(CBS News) Merck's "Madagascar 3" campaign to sell Children's Claritin has sparked a call for a federal investigation from 11 advocacy groups.
The independent research and advocacy group, the Public Health Advocacy Institute at Northeastern University School of Law in Boston, sent a letter to the U.S. Federal Trade Commission on behalf of 10 other organizations calling for an investigation into Merck & Co. Inc.'s marketing campaign for Grape-Flavored Chewable Children's Claritin. The company's campaign uses characters from the new animated movie "Madagascar 3: Europe's Most Wanted."
"Marketing medicine directly to children at all, much less through entertainment tie-ins, is well beyond the pale and is not only inherently unfair, it is downright dangerous," Mark Gottlieb, executive director of PHAI, said in a press release.
The group contends that since the film's animated characters are also being used to license Airheads candy and General Mills Fruit Snacks, marketing children's Claritin using the same characters may create the impression that medicine is candy.
"The use of the same licensed characters on fruit-flavored [over-the-counter] allergy medication, children's candy and children's gummy snacks creates a very real danger of product confusion and may induce children to over-consume Grape-Flavored Children's Claritin allergy medication" the group wrote in the letter.
The group also cited a "Free Movie Ticket Offer" promotion with Claritin packages purchased at Walgreens, Claritin's Facebook page which offers free downloadable Madagascar-inspired games, and free stickers of Madagascar characters that are included in Children's Claritin packages.

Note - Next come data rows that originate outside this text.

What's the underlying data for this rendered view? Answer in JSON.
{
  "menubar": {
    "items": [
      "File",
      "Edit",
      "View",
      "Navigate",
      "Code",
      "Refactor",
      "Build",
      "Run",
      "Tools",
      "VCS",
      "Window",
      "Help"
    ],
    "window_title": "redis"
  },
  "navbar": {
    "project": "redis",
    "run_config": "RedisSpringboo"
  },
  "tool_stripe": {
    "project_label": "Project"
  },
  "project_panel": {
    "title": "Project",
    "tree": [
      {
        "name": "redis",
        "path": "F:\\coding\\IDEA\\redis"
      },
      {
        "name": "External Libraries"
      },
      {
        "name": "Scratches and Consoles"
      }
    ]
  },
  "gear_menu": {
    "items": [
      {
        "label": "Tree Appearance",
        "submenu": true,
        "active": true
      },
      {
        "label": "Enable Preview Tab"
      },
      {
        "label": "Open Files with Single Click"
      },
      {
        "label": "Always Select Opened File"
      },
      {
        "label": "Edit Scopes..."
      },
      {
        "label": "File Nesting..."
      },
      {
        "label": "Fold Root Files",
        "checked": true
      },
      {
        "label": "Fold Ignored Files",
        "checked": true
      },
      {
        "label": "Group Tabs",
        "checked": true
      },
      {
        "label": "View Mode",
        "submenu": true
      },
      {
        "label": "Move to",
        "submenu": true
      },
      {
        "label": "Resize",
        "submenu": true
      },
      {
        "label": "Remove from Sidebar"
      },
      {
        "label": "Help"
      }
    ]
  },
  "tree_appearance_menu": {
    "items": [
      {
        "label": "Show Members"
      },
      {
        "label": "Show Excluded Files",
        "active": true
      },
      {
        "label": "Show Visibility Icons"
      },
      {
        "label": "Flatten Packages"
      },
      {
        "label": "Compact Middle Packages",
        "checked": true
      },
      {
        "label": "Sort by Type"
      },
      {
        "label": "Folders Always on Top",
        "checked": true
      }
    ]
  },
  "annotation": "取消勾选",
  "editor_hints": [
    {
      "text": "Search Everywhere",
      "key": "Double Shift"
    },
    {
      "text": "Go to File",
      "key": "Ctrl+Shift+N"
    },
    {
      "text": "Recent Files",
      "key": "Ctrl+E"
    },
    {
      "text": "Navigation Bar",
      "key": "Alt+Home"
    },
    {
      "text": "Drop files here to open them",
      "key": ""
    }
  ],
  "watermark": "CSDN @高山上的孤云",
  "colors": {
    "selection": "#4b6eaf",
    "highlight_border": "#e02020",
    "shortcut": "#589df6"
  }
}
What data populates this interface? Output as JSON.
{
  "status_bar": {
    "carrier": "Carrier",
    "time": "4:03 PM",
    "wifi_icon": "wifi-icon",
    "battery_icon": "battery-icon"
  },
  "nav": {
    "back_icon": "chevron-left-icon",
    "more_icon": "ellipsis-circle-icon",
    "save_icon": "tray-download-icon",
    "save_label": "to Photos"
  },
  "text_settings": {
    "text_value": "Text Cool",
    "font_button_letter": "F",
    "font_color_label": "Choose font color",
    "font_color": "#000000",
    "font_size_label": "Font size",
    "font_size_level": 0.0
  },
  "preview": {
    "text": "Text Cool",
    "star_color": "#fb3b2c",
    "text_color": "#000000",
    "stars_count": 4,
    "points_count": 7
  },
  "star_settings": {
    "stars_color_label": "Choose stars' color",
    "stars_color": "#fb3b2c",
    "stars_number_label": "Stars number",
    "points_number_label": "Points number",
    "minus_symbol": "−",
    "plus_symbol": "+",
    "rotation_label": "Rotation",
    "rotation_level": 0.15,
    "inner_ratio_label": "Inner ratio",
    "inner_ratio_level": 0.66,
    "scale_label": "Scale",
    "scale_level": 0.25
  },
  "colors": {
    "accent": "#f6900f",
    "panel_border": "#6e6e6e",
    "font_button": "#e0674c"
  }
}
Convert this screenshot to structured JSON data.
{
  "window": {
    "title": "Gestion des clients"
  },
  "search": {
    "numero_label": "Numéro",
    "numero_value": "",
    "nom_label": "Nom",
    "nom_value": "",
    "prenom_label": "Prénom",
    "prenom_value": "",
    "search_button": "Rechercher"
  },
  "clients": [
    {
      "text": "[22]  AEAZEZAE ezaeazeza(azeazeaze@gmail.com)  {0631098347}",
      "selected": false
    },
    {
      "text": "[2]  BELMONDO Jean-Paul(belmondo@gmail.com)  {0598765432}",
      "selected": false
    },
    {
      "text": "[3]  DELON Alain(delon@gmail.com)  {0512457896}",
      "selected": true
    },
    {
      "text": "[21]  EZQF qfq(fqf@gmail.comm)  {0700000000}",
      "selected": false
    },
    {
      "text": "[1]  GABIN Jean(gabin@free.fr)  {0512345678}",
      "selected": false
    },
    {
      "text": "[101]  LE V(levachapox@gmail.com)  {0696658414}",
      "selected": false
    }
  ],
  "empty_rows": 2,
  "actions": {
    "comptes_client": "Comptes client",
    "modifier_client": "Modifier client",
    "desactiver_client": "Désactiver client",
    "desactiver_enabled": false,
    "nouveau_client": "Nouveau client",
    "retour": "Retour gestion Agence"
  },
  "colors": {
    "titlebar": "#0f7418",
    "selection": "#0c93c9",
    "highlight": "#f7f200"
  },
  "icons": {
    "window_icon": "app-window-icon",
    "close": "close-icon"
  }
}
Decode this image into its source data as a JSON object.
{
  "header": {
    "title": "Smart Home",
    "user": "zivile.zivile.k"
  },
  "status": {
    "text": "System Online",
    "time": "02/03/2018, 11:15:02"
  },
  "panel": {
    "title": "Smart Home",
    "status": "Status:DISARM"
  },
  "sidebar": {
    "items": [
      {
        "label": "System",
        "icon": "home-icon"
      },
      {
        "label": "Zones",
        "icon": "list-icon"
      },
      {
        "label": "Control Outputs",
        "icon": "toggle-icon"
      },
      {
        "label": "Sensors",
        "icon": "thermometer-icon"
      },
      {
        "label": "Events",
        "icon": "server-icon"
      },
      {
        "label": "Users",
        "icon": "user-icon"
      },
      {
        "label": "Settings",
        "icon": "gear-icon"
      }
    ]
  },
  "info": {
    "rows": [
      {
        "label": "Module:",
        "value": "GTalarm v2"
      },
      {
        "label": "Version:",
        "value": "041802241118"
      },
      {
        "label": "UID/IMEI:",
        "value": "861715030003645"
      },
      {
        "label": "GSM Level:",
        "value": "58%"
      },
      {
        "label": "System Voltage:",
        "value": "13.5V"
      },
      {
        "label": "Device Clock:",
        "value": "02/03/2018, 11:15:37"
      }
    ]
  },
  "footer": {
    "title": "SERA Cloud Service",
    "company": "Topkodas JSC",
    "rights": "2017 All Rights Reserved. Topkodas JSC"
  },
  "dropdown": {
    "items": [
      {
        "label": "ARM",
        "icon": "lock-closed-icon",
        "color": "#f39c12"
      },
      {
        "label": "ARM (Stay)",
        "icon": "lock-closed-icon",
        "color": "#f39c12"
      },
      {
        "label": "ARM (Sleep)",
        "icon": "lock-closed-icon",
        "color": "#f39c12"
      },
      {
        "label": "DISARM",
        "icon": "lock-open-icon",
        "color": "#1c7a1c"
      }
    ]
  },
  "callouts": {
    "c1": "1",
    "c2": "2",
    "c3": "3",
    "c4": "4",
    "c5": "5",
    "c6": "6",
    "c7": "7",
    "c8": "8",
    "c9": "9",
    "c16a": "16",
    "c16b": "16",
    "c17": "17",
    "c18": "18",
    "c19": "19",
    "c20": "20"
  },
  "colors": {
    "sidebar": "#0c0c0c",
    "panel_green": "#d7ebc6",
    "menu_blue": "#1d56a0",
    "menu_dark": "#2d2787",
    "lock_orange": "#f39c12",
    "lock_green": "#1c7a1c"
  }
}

Other evidence submitted by the group states that Merck told its "Children's Claritin Mom Crew" bloggers to hold Madagascar-themed viewing parties, with one blogger writing that Merck distributed "full size Claritin product featuring 'Madagascar 3,' product samples and coupons to share with my mommy friends, stickers for the kids, popcorn boxes and Madagascar 1 and 2 DVDs."
Other blogs cited in the group's letter show pictures of children holding their Claritin samples that mothers had posted.
The organizations want the FTC to act, noting the agency has regulated over-the-counter drug advertisements since 1977 when it found ads using Spider-Man to promote vitamins to children were unfair and deceptive, according to PHAI.
"Merck's 'Madagascar 3' campaign is its "first entertainment product tie-in" for Children's Claritin," the letter concludes. "Before this trade practice becomes widespread, the FTC must send a clear message that child-directed marketing of OTC drugs is unfair and deceptive and violates longstanding FTC precedent."
Merck spokeswoman Kelley Dougherty, told the New York Times that the company was reviewing the matter, and added, "We advertised in appropriate venues to reach those parents of children who may benefit from the use of Claritin, and not to the children themselves."
FTC spokeswoman Cecelia Prewett told Bloomberg that the agency received the complaint but declined further comment.